Formazione permanente e work in progress. La Biennale Teatro di Venezia, proseguendo nella direzione intrapresa nel 2010, non si accontenta dei “prodotti finiti” e punta tutto sui processi, con cinque laboratori per cinque maestri aperti a giovani attori, drammaturghi, danzatori e registi di tutto il mondo.
Alla guida di un workshop per attori, Declan Donnellan, inglese, classe 1953, regista, drammaturgo e fondatore nel 1981, insieme a Nick Ormerod, della compagnia Cheek By Jowl.
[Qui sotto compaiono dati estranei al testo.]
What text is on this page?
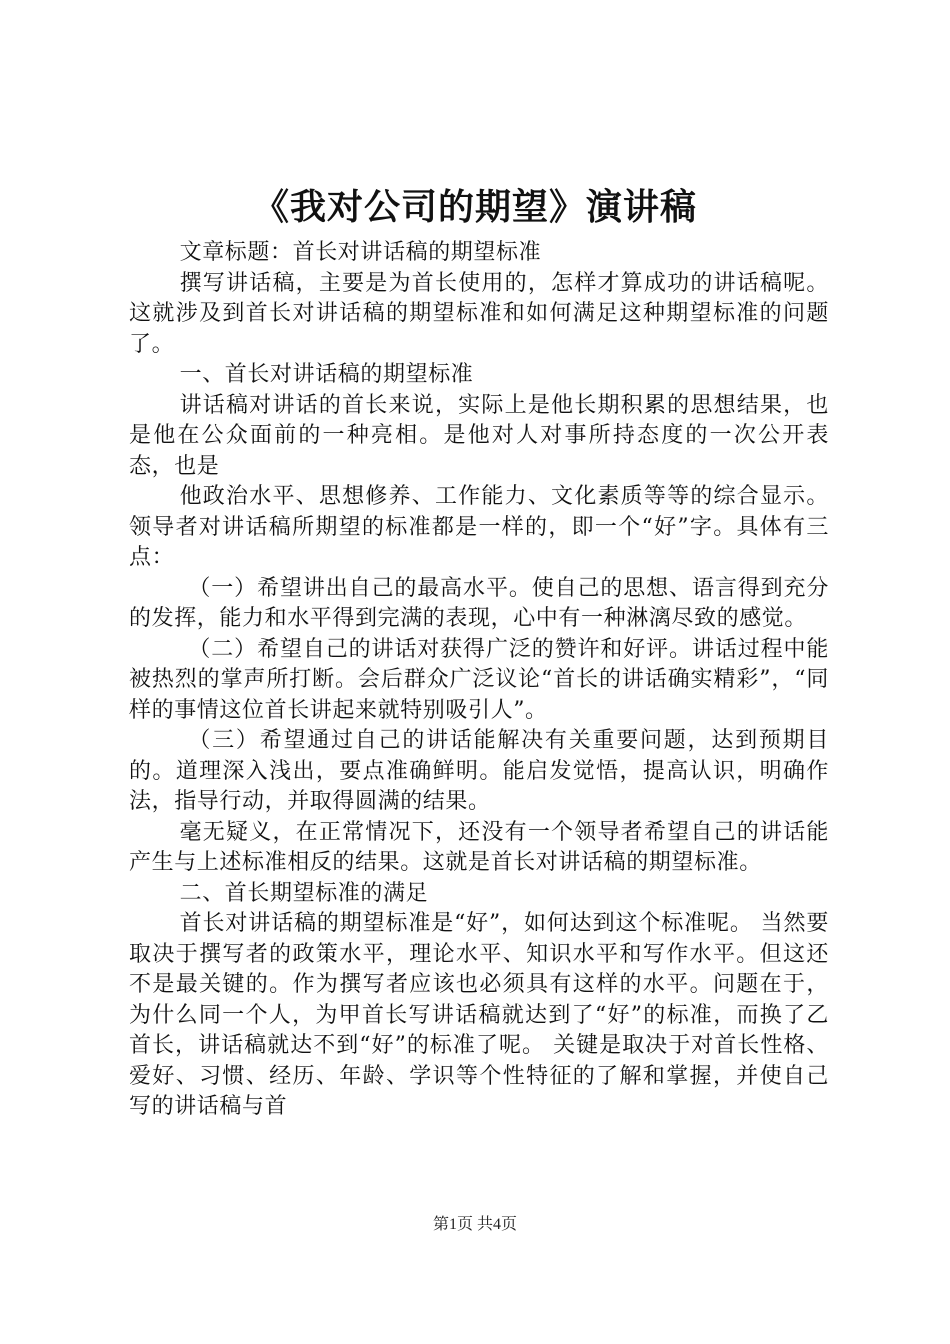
《我对公司的期望》演讲稿

文章标题：首长对讲话稿的期望标准

撰写讲话稿，主要是为首长使用的，怎样才算成功的讲话稿呢。 这就涉及到首长对讲话稿的期望标准和如何满足这种期望标准的问题了。

一、首长对讲话稿的期望标准

讲话稿对讲话的首长来说，实际上是他长期积累的思想结果，也是他在公众面前的一种亮相。是他对人对事所持态度的一次公开表态，也是

他政治水平、思想修养、工作能力、文化素质等等的综合显示。领导者对讲话稿所期望的标准都是一样的，即一个“好”字。具体有三点：

（一）希望讲出自己的最高水平。使自己的思想、语言得到充分的发挥，能力和水平得到完满的表现，心中有一种淋漓尽致的感觉。

（二）希望自己的讲话对获得广泛的赞许和好评。讲话过程中能被热烈的掌声所打断。会后群众广泛议论“首长的讲话确实精彩”，“同样的事情这位首长讲起来就特别吸引人”。

（三）希望通过自己的讲话能解决有关重要问题，达到预期目的。道理深入浅出，要点准确鲜明。能启发觉悟，提高认识，明确作法，指导行动，并取得圆满的结果。

毫无疑义，在正常情况下，还没有一个领导者希望自己的讲话能产生与上述标准相反的结果。这就是首长对讲话稿的期望标准。

二、首长期望标准的满足

首长对讲话稿的期望标准是“好”，如何达到这个标准呢。 当然要取决于撰写者的政策水平，理论水平、知识水平和写作水平。但这还不是最关键的。作为撰写者应该也必须具有这样的水平。问题在于，为什么同一个人，为甲首长写讲话稿就达到了“好”的标准，而换了乙首长，讲话稿就达不到“好”的标准了呢。 关键是取决于对首长性格、爱好、习惯、经历、年龄、学识等个性特征的了解和掌握，并使自己写的讲话稿与首

第1页 共4页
Confrontandosi con grandi classici, da Sofocle a Racine, Donnellan si è meritato negli anni un posto d’onore nell’olimpo dei maggiori registi, grazie soprattutto alle sue riletture dei testi di Shakespeare. «Dovremmo trattare i classici con lo stesso rispetto che riserviamo ai contemporanei – spiegava Donnellan qualche anno fa – il teatro e i classici in particolare consentono di confrontarsi con la parola poetica in modo diretto, pratico». Poesia non da leggere, dunque, ma da agire, da vivere in presenza, da restituire al soffio vitale che l’ha generata.
Maniacale nella cura del dettaglio di ogni aspetto delle sue produzioni, Donnellan si è cimentato anche in contesti meno agevoli e più controllati, collaborando con l’istituzionale Royal Shakespeare Company fino ad approdare all’alba degli anni 2000 inRussia, dove il suo irriverente, anti-classico Romeo and Juliet ha incantato i critici giunti al Bolshoi. Nell’ambiente moscovita, Donnellan trova una condizione ideale di lavoro e si sente a tal punto a proprio agio da decidere, nel 2000, di fondare una compagnia con attori locali, protagonista di una serie di produzioni di successo tra cui il recente The Tempest, ospitato nel 2011 al Napoli Teatro Festival.
Artista dalla schietta attitudine al pragmatismo, Donnellan è impegnato in primo luogo in una sperimentazione di natura empirica sul lavoro attoriale. Nel suo saggio The Actor and the Target, pubblicato in Russia (2001) e successivamente tradotto in inglese, francese, spagnolo, tedesco, rumeno e mandarino, il regista riversa in forma teorica le intuizioni sulla recitazione già sviluppate sulla scena – a partire dal rifiuto dell’individualismo interpretativo a favore di un impianto recitativo globale. Secondo il regista, infatti, dirigere uno spettacolo vuol dire supervisionare la qualità della recitazione nel suo insieme, dal punto di vista della coralità, e non focalizzarsi sulle singole interpretazioni. Fondamentale, dunque, la presenza di un terzo occhio neutrale, che gestisca i vettori della scena in modo più consapevole, coordinando l’azione dei singoli all’interno degli spazi in cui agiscono. «Ho sempre pensato che la scena sia qualcosa che succede nello spazio tra gli attori. I registi esistono affinché gli attori possano godersi il lusso di non doversi osservare» spiega Donnellan che, imponendosi energicamente sulla scena internazionale come regista d’innovazione, ha saputo deviare lo sguardo del pubblico inglese in direzioni meno esplorate.